Text: Ephesians 5:21

“Submit to one another out of reverence for Christ.”

It was late in the afternoon.  I had stopped at the grocery store on the way home from the church to pick up some items Dianne needed to prepare dinner for our family.  In line in front of me was a mother, well-dressed, probably a professional of some sort.  With her were two children, each with something electronic in their hands. Each looking the image of bored affluence.

It was still early enough that a retired man was bagging groceries.  It was late enough in his shift, however, that he was obviously tired; but still trying to conscientiously do his work.  Mom observed his condition and so she said to her children, “Help the man with the groceries.”

The girl just rolled her eyes in noncompliance and the boy responded, “That’s his job” and went back to his video game.

Mom paused a moment and then said to the bagger, “Step away, sir.  My kids will finish bagging those groceries.”  I wanted to cheer this mother’s actions out loud.  She knew pampered arrogance when she saw it and she was not going to let it take any deeper root in her kids.

On the essential doctrines of the New Testament in found in Ephesians 5:21.  It is called mutual submission.  It is found at a pivot point between teaching Jews and Gentiles to work together in the kingdom of God and specific instructions about dealing with our relationships in Christ-like ways.  Unity does not come from agreeing to be agreeable or committing to working together for a common goal.  The unity Paul describes goes much, much deeper.

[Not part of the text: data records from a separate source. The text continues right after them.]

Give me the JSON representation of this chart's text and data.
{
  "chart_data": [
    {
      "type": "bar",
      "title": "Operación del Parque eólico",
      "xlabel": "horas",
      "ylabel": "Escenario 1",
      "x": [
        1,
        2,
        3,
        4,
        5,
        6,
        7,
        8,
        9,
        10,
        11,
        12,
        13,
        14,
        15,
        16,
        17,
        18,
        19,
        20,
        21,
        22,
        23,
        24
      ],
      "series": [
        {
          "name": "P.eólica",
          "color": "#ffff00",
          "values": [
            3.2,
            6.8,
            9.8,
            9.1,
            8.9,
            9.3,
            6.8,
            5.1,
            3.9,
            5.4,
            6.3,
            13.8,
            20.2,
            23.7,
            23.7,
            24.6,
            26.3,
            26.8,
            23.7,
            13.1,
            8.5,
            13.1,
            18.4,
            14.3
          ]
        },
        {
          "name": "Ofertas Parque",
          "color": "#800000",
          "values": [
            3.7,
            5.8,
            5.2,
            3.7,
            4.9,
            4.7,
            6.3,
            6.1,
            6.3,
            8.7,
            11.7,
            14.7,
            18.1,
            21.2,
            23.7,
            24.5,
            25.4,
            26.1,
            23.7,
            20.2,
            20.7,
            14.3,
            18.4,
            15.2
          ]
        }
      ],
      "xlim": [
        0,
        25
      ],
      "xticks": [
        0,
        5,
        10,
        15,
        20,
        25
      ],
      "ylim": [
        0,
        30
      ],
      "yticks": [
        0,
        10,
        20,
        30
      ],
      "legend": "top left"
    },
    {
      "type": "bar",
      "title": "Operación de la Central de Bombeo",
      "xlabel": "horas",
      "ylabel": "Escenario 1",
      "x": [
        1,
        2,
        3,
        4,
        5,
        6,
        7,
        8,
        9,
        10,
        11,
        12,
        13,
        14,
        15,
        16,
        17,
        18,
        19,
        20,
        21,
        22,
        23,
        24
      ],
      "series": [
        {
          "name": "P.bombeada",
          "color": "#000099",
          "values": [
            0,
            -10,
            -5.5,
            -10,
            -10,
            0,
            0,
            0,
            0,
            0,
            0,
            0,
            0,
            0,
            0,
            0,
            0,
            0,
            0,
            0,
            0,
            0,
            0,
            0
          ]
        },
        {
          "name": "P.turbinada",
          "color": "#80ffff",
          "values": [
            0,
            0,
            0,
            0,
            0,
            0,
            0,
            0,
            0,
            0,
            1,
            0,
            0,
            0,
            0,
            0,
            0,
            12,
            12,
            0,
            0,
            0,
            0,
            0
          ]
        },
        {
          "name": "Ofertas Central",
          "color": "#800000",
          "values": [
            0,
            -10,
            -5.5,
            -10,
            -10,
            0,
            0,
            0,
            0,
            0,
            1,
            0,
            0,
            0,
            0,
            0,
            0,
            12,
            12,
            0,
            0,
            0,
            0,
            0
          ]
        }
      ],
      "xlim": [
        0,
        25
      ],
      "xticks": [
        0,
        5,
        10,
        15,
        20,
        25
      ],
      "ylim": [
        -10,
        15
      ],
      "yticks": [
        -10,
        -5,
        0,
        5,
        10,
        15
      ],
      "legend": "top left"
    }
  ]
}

In some translations submission is translated serve.  The lesson is clear, the heart of God is a servant’s heart.  And the motivation and measure for mutual submission is a direct outgrowth not from being agreeable or cooperative, but out of reverence for Christ.  Mutual submission is a direct outgrowth of the work of Christ found in Philippians 2.1-11.  “If we have any encouragement in Christ,”  i.e., if what Christ has done for you makes any difference in your life “each of you should look not only to your own interests, but also to the interests of others” (verse 4).  Our attitude should mirror that of Christ, “who being in the very nature God … made himself nothing, taking the very nature of a servant …” (verse 6).

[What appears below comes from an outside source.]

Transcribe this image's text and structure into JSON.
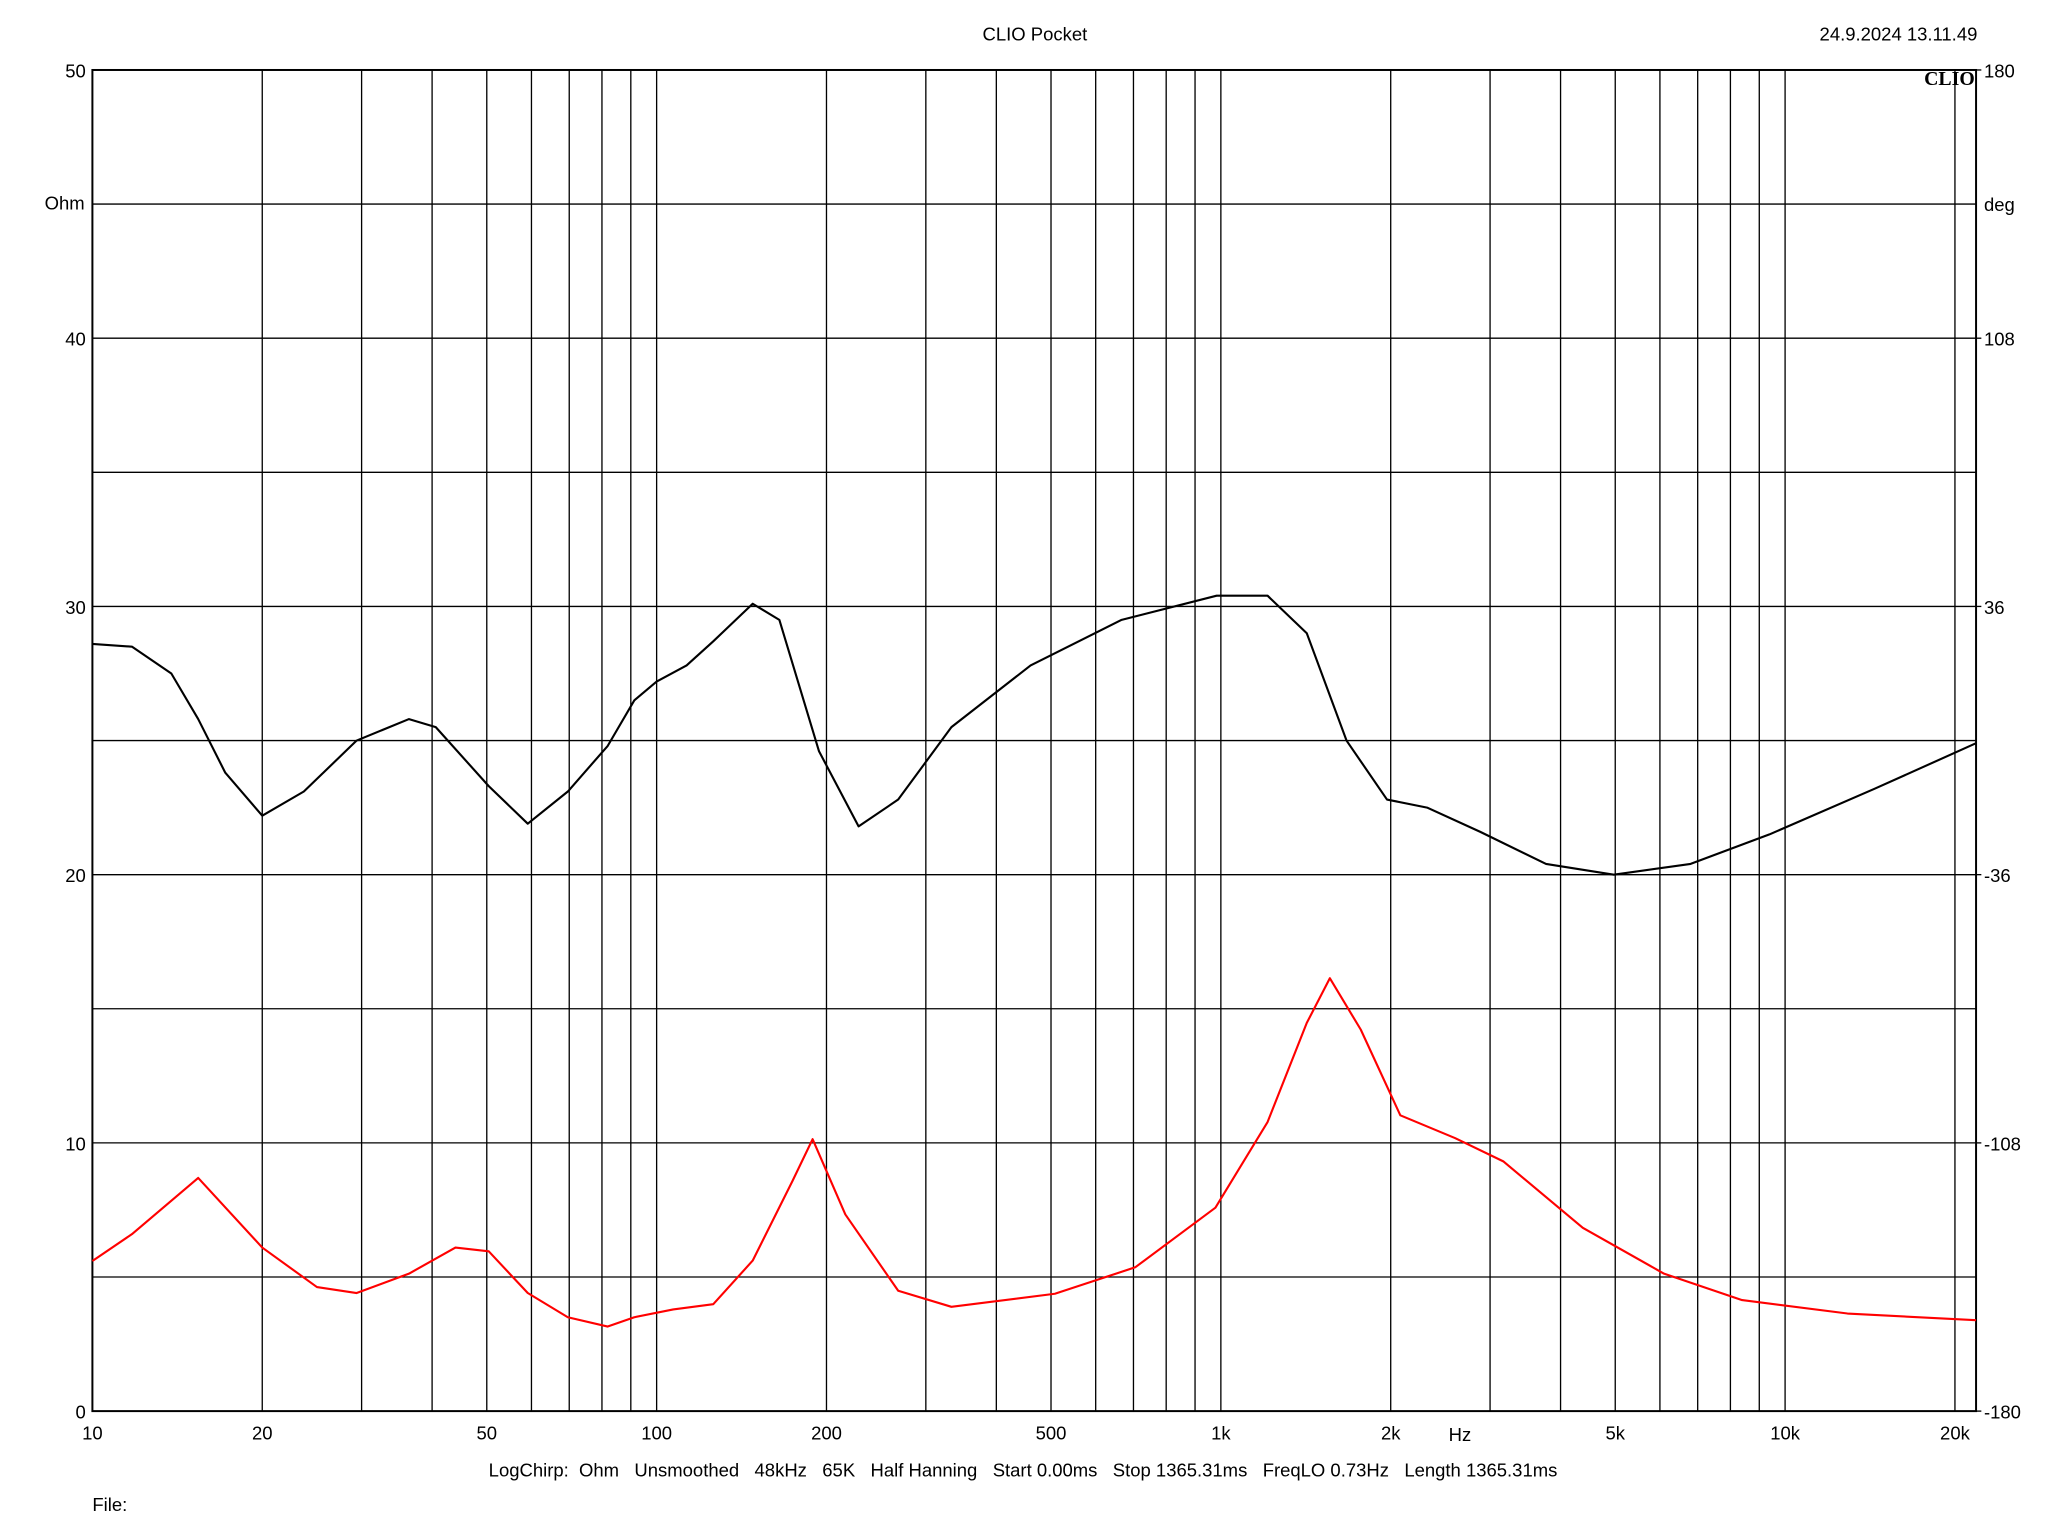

Our sense of entitlement, to deserving service and feeling exempt from serving is a foundation for sin in human relationships.  The corrective?  “Submit to one another out of reverence for Christ.”

© 2011 by Stephen L Dunn
This post first appeared May 3, 2011 on one of
my other blogs THRIVING IN CHRIST


The Two Kinds of People in Your Church


Praise be to the God and Father of our Lord Jesus Christ, the Father of compassion and the God of all comfort,  who comforts us in all our troubles, so that we can comfort those in any trouble with the comfort we ourselves receive from God.  2 Corinthians 1:3-4

In Heart 2 Heart, my church’s support/recovery group ministry, we often use a mountain-climbing metaphor to describe the role our facilitators play.  In that ministry, we have support groups for many different kinds of issues and pains, ranging from divorce to grief to various forms of addiction, etc.  One of our requirements for our facilitators is that he/she must have actually come through a particular pain or issue in order to be a group leader for that issue.  Simply put, he/she must have experienced the “God of all comfort” in that respect in order to, in turn, comfort others by helping escort them down their own road to recovery.

If you think about it, it just makes sense.  As you are climbing that mountain, you can listen to the guy on the ground below you who has never been up that mountain or you can listen to the guy above you who has just come up that same climb.  Who would you choose?

God’s community is set up that same way.  There are seasons in our lives when we need more help than usual with a particular spiritual step, and there are seasons when we make ourselves available to others in a sacrificial way.  Often, those seasons even overlap and we find ourselves in both positions simultaneously.  In the support group arena, it is always a significant moment in the recovery journey when a person stops focusing inwardly and begins to ask how he/she can turn outward and begin to help others on this same journey.

So what does this all mean for you and for your church?  On any given Sunday morning, at your local church, you will find two kinds of people…(1) people who are there to be fed and ministered to, and (2) people who are there to minister to others.  You may have found that you are capable of being in either group, depending on the season in your life.  I certainly have found myself in each group at one time or another.

I believe that your balance between the two (i.e., the time spent outwardly focused versus the time spent inwardly focused) is a function of spiritual maturity.  For those of us who have had to climb a few mountains, if we have learned anything at all from those experiences and if we have been the recipient of God’s grace and comfort through those times, we should be outwardly focused and helping others who are going through the same “stuff”.  We should be.  That is the script God wrote.

So, the question is this: when your church gathers this coming Sunday, which group will you be in?